See also: How Do Women 50+ Feel About Social Security?

During a press conference, U.S. Treasury Secretary and managing trustee Jacob J.  Lew urged Congress to “not wait until the eleventh hour to address the fiscal challenges given that they represent the cornerstone of economic security for seniors in our country.”

The AARP Take a Stand campaign has been asking presidential candidates to commit to securing the future of Social Security. “Candidates who don’t take a stand on Social Security in this important election year choose to put the program’s strength at risk in the long term,” said AARP CEO Jo Ann Jenkins. “Though people of all ages rely on it, its importance to older Americans — already under tremendous pressure from wage stagnation and shrinking pensions — is only likely to grow.”

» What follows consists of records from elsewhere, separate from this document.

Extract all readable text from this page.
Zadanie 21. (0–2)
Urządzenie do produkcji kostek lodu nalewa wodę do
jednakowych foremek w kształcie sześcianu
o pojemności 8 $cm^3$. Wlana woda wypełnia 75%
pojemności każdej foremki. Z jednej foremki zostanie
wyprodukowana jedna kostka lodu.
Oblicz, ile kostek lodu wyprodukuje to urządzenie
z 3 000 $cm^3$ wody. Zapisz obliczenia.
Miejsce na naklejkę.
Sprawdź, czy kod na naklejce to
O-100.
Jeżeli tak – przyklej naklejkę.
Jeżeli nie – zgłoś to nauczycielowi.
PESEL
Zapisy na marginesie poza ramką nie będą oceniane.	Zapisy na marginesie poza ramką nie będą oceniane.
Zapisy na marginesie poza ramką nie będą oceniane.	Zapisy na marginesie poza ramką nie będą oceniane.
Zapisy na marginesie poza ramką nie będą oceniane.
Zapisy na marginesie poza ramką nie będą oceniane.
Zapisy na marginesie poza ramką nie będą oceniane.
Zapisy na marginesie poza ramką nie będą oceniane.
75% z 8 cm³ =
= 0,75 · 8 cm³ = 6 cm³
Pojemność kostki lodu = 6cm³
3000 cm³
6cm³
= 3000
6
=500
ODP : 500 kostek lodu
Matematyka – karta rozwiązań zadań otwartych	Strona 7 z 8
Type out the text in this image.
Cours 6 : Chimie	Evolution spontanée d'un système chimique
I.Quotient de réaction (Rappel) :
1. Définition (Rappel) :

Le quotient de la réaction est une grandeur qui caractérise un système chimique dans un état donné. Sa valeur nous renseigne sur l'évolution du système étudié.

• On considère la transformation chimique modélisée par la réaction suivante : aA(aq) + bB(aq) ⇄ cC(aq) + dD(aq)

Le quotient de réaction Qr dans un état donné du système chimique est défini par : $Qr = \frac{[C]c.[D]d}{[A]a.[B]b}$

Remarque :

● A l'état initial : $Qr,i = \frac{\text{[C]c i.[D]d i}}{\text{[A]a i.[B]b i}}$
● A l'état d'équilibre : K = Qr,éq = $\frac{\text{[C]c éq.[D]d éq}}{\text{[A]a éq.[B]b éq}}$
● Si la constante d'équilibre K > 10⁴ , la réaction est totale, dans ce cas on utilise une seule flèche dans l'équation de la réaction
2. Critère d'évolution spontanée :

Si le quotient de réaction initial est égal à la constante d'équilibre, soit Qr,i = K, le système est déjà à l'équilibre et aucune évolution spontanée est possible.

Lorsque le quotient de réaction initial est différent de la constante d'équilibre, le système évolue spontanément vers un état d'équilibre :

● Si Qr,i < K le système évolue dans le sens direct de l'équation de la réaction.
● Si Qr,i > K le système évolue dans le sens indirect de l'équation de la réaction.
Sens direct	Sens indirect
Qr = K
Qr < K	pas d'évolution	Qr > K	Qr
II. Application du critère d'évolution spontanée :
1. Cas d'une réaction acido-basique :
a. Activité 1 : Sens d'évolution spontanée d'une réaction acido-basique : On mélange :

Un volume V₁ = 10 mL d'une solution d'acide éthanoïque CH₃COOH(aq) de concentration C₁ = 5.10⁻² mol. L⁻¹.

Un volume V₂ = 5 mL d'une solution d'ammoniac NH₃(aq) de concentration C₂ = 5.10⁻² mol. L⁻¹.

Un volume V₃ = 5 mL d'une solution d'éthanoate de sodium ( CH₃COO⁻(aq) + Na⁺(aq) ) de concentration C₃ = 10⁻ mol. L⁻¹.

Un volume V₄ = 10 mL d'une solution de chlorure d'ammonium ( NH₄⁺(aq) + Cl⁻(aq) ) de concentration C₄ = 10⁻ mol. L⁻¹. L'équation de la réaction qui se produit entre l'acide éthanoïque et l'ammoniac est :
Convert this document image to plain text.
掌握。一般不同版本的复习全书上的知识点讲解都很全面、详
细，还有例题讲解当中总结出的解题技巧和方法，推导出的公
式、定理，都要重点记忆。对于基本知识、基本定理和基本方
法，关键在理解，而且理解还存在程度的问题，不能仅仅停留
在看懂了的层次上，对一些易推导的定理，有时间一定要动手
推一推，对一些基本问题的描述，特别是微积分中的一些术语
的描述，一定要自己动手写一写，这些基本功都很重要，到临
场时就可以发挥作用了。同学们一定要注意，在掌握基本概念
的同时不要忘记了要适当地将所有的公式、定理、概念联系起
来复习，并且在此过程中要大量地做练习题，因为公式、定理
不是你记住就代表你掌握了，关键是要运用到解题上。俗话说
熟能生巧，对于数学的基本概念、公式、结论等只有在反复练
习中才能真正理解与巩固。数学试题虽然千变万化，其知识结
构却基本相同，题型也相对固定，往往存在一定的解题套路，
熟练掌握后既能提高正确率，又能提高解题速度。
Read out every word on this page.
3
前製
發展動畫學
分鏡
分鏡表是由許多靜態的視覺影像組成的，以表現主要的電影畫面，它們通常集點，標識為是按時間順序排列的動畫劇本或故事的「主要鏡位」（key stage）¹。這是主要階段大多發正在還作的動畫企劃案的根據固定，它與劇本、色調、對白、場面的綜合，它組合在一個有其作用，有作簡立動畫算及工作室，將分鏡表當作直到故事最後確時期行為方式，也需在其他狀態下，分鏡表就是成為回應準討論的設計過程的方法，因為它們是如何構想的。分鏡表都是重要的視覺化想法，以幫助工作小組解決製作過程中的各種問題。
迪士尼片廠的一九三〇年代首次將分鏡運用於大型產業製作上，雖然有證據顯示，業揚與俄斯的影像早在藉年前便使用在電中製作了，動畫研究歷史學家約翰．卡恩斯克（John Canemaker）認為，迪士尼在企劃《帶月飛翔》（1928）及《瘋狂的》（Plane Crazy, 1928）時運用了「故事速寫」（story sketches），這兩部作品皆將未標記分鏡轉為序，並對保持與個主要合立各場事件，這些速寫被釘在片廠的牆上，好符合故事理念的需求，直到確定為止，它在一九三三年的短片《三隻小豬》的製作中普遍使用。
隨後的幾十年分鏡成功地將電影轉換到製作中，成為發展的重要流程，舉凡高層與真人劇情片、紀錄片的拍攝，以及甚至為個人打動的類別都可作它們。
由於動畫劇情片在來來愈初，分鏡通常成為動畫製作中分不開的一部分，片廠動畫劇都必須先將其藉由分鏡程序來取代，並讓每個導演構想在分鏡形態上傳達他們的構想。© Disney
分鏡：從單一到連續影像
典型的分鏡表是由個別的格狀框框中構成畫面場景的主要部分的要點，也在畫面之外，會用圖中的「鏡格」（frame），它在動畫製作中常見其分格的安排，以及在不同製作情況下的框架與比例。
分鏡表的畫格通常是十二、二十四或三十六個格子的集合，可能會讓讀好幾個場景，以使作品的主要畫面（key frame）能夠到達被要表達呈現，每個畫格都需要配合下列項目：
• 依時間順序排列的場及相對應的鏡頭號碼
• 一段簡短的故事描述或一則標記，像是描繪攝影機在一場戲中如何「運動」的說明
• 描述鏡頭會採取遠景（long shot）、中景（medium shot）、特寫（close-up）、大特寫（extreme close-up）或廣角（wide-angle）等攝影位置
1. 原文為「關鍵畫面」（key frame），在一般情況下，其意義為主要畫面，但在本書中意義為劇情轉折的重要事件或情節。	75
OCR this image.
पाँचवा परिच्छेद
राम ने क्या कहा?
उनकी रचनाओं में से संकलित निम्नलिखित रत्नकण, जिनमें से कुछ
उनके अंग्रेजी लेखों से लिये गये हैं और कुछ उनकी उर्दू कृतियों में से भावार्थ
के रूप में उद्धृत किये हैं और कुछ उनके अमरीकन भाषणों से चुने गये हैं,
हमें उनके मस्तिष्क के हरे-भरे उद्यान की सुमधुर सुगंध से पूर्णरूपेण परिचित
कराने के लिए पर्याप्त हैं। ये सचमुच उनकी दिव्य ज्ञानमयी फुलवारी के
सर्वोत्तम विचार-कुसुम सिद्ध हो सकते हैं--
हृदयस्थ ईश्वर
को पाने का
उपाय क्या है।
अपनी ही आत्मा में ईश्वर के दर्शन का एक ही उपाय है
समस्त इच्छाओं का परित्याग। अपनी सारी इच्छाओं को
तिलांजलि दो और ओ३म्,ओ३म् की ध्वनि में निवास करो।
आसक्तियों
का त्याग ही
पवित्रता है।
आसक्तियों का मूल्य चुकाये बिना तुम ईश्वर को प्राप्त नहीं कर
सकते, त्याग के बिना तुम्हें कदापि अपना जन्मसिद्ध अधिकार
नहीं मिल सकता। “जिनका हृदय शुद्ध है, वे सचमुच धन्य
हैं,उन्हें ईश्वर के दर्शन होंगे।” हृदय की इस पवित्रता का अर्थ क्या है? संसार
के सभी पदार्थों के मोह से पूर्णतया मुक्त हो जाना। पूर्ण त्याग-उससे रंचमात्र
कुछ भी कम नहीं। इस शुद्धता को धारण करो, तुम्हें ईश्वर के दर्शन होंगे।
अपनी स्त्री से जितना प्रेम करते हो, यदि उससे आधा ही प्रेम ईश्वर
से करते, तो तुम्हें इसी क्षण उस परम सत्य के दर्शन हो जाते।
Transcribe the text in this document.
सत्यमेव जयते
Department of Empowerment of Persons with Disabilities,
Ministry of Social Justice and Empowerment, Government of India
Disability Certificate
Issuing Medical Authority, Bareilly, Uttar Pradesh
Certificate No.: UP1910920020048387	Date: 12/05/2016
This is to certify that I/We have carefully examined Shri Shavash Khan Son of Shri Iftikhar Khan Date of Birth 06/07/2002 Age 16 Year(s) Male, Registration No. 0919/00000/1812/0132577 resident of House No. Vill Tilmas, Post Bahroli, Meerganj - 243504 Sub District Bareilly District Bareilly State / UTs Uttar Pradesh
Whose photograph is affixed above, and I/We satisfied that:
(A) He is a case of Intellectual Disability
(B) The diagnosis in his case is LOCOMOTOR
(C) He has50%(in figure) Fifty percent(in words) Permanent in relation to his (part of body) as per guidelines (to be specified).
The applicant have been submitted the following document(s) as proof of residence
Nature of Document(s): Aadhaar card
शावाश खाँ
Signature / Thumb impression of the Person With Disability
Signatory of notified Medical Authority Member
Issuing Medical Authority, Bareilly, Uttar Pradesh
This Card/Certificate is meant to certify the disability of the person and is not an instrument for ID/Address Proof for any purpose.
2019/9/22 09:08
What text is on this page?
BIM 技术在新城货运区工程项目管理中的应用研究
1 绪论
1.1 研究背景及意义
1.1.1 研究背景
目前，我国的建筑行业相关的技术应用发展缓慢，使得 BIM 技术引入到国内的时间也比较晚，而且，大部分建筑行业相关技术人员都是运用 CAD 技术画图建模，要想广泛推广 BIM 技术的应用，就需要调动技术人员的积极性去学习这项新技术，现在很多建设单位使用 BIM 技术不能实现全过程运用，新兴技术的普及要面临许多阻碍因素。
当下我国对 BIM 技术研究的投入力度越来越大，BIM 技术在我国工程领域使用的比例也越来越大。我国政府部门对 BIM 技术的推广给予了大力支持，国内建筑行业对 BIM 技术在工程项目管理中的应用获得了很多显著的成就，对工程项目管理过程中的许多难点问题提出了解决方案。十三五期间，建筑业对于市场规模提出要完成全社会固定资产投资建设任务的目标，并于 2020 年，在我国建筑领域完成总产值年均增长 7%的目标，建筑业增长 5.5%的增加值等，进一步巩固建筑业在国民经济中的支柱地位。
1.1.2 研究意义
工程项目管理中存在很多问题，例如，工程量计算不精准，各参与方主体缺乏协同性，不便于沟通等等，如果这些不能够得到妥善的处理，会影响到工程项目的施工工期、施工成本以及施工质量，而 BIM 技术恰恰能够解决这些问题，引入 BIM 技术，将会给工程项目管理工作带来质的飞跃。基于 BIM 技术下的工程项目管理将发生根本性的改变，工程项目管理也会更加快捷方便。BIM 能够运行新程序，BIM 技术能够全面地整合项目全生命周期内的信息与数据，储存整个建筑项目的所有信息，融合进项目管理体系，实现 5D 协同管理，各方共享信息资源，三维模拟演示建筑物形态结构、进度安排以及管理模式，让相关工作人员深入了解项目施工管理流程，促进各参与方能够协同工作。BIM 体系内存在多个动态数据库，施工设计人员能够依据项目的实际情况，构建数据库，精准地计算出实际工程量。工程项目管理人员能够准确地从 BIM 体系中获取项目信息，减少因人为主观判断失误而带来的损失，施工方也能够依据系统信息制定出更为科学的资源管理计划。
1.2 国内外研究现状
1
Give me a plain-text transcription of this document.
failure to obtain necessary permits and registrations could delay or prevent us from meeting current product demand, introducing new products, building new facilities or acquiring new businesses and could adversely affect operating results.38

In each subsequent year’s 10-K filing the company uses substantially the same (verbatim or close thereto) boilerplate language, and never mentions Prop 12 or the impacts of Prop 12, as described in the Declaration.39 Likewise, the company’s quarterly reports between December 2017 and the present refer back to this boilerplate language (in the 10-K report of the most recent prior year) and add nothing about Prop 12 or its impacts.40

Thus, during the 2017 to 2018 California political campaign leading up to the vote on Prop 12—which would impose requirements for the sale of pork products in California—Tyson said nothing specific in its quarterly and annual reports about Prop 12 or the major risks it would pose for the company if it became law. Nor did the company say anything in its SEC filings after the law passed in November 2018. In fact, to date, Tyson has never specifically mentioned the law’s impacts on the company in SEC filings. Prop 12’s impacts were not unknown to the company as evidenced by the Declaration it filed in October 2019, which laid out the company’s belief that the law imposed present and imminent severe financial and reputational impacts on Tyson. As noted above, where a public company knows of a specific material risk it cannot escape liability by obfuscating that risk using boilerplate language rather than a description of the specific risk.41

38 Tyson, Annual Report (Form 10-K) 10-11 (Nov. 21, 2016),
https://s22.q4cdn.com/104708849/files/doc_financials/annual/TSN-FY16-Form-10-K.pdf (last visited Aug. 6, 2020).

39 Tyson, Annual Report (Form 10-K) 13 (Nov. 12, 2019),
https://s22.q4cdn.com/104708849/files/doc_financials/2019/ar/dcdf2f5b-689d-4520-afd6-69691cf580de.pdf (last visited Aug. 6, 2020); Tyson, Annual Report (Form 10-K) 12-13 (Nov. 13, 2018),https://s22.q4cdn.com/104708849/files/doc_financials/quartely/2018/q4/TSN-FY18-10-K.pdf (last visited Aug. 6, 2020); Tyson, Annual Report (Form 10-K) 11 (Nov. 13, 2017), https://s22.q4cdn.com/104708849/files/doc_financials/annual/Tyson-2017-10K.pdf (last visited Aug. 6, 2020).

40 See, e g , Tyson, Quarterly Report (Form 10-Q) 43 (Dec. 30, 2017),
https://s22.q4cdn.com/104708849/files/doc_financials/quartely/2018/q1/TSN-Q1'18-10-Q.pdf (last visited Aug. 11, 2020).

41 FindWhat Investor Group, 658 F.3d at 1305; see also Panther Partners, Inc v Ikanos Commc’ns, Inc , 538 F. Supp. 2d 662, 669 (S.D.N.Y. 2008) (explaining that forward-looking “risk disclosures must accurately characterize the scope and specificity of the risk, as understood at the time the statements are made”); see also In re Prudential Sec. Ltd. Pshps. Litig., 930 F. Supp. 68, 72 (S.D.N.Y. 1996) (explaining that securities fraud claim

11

Social Security annually weighs whether to give beneficiaries a cost-of-living adjustment based on the inflation rate during the third quarter of the year compared to the last year a COLA was awarded. Beneficiaries didn’t receive a COLA for 2016 because the inflation rate had fallen, the third time since 2010 they didn’t get a bump in payments. The 0.2 percent COLA that the trustees project for 2017 could yet change with inflation. The final word will come in October.

Gasoline prices have been rising this year, and the higher employment rate means that employers will have to increase wages to attract workers — both signs of inflation, said James Angel, an associate professor of finance at Georgetown University. Still, Angel said, Social Security beneficiaries should not expect much when it comes to a COLA next year.

The big question for Medicare beneficiaries is what happens to the Part B premium in 2017. With no COLA for 2016, about 70 percent of Medicare beneficiaries were “held harmless” from cost increases and are paying the same standard premium as they had in the previous three years ($104.90 a month). The rest are required by law to share the load of increased costs and pay a lot more. Congress, though, stepped in last year with a solution that limited the impact of the increases for 2016.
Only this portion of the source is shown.